Acapulco was the venue for the Abierto Mexicano Telcel championships, which got over today. 2014 marked a change in surface – from clay to hard – and attracted Andy Murray over from Dubai. Here’s a look at what’s in store next for the players who competed in Acapulco:
The title at Acapulco went to Grigor Dimitrov. The Bulgarian’s potential has been evident for a long time, and he is slowly but surely beginning to realize it. Dimitrov proved his worth in the tournament, beating the likes of Ernests Gulbis, Andy Murray and Kevin Anderson in consecutive three-setters, coming back from a set down against both Gulbis and Murray. This was his second tour title, and it seems a given that that count will continue to rise. Dimitrov will next play in the Indian Wells Masters 1000 tournament where he will be expected to make waves.
South Africa’s Kevin Anderson reached the finals in Acapulco, albeit with some help (David Ferrer retired from his match against Anderson with an injury). En-route the final however, the fifth-seeded Anderson beat American Sam Querrey and the red-hot Alexandr Dolgopolov. He also won the doubles title, combining with Matthew Ebden to beating strong pairs such as Butorac and Klaasen as well as Feliciano Lopez and Max Mirnyi.
Anderson is one of those players who hangs around the lower seed limit at the Grand Slams, occasionally making a deep run into the second week. In the 500′s and 250′s though, he’s a dangerous player, as he proved by his reaching the final in Mexico.
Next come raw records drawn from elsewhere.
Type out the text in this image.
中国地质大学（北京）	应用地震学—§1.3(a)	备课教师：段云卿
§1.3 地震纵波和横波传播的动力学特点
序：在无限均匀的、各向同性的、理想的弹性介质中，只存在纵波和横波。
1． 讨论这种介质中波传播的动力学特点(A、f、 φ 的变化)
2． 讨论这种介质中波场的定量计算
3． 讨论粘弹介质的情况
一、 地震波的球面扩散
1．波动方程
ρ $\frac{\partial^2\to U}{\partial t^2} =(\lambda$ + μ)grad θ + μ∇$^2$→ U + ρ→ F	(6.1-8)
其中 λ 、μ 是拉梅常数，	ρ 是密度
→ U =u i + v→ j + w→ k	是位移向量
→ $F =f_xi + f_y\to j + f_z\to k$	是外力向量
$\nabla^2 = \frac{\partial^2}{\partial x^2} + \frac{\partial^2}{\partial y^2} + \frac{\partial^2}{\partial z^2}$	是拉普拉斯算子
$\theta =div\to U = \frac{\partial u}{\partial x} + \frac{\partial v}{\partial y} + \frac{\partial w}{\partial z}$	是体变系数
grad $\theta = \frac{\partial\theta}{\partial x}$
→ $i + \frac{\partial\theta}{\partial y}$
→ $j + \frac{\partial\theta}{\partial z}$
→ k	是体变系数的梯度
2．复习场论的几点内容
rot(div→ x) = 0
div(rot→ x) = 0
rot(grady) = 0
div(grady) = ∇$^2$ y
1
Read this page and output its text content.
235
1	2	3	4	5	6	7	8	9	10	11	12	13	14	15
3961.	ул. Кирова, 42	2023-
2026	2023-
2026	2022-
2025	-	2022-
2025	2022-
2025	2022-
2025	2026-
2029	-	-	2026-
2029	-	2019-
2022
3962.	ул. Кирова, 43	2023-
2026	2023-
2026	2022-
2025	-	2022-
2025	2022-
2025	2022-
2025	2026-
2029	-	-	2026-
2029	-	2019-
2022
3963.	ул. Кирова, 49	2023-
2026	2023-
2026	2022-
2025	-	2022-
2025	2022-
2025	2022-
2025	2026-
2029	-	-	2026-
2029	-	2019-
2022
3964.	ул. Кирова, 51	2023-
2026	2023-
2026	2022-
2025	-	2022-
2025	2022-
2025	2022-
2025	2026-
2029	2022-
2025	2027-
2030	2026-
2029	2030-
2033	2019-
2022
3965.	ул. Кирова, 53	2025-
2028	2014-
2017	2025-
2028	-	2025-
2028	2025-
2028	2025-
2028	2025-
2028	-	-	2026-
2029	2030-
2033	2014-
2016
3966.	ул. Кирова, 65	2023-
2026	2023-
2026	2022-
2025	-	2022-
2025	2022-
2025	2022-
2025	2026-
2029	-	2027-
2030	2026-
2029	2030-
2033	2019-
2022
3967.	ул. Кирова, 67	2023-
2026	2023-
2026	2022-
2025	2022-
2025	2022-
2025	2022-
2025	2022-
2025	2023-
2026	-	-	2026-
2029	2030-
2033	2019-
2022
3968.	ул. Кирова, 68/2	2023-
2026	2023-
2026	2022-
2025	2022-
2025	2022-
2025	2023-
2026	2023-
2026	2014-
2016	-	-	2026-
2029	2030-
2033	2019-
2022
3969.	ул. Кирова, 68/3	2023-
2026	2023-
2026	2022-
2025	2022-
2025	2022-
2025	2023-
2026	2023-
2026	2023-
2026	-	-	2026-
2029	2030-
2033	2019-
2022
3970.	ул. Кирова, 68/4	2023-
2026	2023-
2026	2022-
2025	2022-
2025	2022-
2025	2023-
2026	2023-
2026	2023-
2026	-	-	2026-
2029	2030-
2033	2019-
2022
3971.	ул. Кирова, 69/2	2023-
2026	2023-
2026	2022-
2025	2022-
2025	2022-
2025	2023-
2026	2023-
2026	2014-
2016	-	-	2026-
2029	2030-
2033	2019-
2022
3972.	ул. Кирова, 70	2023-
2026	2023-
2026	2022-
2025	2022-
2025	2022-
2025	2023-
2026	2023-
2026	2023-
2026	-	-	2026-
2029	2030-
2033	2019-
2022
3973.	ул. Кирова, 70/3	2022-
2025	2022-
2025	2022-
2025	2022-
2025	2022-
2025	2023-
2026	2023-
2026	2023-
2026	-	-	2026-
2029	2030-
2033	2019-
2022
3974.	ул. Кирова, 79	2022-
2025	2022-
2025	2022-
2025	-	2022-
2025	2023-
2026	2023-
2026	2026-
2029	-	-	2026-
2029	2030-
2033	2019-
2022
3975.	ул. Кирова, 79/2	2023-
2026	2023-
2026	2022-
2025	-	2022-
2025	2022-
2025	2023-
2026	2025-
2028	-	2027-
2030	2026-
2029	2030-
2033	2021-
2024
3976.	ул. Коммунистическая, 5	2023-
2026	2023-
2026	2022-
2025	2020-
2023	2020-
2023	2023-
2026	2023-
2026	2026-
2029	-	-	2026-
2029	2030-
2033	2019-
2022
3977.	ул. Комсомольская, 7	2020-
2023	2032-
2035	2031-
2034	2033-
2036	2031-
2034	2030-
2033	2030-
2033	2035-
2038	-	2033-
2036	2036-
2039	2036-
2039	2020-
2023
At Indian Wells, don’t expect Kevin to go far – maybe as far as the third round. And if her runs into Tomas Berdych (against whom he has a 0-10 record), he will be fervently praying he can finally defeat his fellow Big Boy.
Returning from a back injury, the Brit opted for Acapulco over Dubai. However, despite reaching the semis, he will be disappointed with his performances which involved dropping sets against Pablo Andujar and Gilles Simon before bowing out to Dimitrov. Murray would’ve been one of the top contenders for the Indian Wells Masters 1000 event any other year, but not this year. Still, we can expect him to at least make the quarters. He has been extremely unreliable and inconsistent this year, but he’s got to arrest the slide at some point.
Ferrer has made Acapulco his hunting ground. Despite the change of surfaces he remained the favourite, partially because of Murray’s back. David was cruising in the tournament until a leg injury forced him to retire from his match against Anderson. He is most probably going to miss the spring American swing on hardcourts but will hope to return before the clay season begins in full swing. A ‘Get Well Soon’ to David from us!
The Latvian played well in Acapulco but lost to Dimitrov despite being a set up. Gulbis will be hoping to replicate the form he showed last week in Marseille as he sets his sights on making a lasting impression in Indian Wells. The Latvian is a dangerous player and he can often shock higher-ranked players. If he wants to usurp Nadal from the No. 1 position in the World – an intention he declared after winning in Marseille – he has to do more than winning 250 tour events.
Dolgopolov is in fantastic form, or at least was heading into Acapulco, having reached the finals in Rio, beating Ferrer and Fognini on the way, before losing to World No. 1 Rafael Nadal. This week, he overcame Ivo Karlovic, Jeremy Chardy and Vasek Pospisil before losing to Anderson. He has been in good form and will be looking to carry it into the American hardcourt swing. The Ukranian has time and again proved that he has the talent. But the question is, will he ever produce good results consistently?
JOHN ISNER AND SAM QUERREY
American giants John Isner and Sam Querrey looked weak in Acapulco and bowed out meekly. Isner lost to fellow big server Ivo Karlovic and Querrey fell to Anderson. Expectations will be high from them in Indian Wells, but expect them to continue their below-par performances. Isner however has a good history in Indian Wells and will hope that it accounts for something.